なんちゅのPFCS用のブログです。かなりフリーダムです。

ランスロとその友〈bl?〉

結構貴重なアルファ枠ハルトとランスロの会話

 

 山奥の中、青年とアルファが共にいた。そのアルファは警備用の筈だが今は勤務時間外。青年と共にのんびり過ごしているが、沈黙の時が続いていた。
「Halt」
 白髪の青年が白髪のアルファを横にポツリと呟く。
ランスロット様、なんでしょウ? 」
 ランスロットと呼ばれた青年はHalt〈ハルト〉と呼ばれたアルファに話しかけられ、少しだけビクリとした。
 
 ――ランスロットはイストワール生まれの孤児。生まれた時から愛情などを知らないし、孤児院の中をつまらなく思っていた。人と話したことなどない。唯一機械いじりをしており、簡単な機械の組み立てやプログラミングの改造を良くしていた。大掛かりなプログラミングの改造実験としてイストワールの広場の警備用アルファ『Program・Halt』〈プログラム・ハルト〉を改造し、そのアルファと時々会いながらこの世をつまらないなと言っていた。
 
ランスロット様、僕を呼んでなんでしょうカ? 」
 Haltがランスロットに話しかける。
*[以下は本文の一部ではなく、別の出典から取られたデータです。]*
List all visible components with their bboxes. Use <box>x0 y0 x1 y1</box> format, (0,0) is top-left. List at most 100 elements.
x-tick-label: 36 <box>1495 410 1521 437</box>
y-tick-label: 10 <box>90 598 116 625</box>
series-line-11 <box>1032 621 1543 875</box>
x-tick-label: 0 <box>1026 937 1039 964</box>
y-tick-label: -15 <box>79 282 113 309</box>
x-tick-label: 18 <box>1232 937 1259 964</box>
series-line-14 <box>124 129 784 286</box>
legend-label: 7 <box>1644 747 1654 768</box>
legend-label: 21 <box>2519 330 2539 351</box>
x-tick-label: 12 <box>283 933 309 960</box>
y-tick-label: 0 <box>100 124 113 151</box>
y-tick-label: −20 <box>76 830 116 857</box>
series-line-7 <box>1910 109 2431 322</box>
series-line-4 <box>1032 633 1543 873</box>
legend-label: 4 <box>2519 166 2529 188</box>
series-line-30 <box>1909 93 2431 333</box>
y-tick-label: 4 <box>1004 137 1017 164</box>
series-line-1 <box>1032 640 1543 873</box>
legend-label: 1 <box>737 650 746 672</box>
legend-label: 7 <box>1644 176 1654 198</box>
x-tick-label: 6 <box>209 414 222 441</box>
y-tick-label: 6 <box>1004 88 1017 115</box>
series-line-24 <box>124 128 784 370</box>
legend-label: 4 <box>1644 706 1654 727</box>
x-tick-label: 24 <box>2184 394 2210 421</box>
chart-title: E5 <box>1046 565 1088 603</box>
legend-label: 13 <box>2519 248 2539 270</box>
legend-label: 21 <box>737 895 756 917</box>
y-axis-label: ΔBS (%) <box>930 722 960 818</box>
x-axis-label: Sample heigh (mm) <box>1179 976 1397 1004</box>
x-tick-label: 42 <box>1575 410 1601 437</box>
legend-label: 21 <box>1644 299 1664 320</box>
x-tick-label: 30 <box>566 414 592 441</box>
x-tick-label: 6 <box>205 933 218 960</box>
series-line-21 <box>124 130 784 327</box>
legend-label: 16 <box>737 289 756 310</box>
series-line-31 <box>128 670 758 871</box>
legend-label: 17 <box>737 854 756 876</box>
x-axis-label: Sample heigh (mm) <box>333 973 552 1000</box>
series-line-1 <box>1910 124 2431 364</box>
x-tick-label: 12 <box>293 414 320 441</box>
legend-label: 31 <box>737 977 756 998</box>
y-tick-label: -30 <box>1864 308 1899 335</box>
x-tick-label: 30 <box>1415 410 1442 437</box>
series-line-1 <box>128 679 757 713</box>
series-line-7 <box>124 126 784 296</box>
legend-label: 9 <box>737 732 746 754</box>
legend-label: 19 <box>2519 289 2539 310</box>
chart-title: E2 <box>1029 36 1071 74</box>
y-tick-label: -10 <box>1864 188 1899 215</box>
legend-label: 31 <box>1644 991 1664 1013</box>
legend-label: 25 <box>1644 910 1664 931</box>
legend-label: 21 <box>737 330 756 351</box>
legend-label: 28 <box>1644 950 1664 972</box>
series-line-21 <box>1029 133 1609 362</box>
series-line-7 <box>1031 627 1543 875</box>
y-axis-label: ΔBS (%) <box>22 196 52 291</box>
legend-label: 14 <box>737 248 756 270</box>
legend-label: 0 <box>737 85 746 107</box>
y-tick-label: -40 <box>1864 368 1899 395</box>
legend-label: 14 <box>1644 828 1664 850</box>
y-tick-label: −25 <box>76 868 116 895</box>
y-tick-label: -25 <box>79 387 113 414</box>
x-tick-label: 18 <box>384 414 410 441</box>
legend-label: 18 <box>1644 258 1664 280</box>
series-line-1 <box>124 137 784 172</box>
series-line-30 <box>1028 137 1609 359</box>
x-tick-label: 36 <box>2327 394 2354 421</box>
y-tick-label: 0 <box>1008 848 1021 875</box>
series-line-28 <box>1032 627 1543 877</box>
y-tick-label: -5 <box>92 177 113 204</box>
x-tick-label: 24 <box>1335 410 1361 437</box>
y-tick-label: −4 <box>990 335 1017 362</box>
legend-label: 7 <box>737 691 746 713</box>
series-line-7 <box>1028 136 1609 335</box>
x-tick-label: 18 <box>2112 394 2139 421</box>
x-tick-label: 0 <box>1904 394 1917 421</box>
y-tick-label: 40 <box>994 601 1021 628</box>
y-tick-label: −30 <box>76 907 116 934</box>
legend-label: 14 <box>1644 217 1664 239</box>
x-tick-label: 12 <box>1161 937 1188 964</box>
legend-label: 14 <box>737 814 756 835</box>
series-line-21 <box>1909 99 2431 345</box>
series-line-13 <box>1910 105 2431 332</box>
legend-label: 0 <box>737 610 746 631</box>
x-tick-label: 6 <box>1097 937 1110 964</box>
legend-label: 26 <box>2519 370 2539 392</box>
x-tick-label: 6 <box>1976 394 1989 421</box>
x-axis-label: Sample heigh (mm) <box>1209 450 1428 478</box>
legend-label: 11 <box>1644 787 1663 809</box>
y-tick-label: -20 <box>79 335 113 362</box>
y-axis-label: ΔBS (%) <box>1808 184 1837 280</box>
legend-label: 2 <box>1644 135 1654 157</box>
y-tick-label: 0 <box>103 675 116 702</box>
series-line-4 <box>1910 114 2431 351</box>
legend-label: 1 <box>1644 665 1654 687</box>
最新のアルファらしく「心配」して。
「ウルサイなぁ…あっち行ってよ」
 ポツリと話しかける。分かりましタ、とHaltは離れていく。
「……Haltごめん冗談だよ」
 白髪が綺麗に光る。Haltはランスロットの元へと戻っていくと、彼を心配するような素振りを見せた。アルファのクセに、心なんてプログラムのクセに。ランスロットの心は複雑であった。
 
ランスロット様? 」
 彼の質感は、鋼で、それがひたすら悲しかった。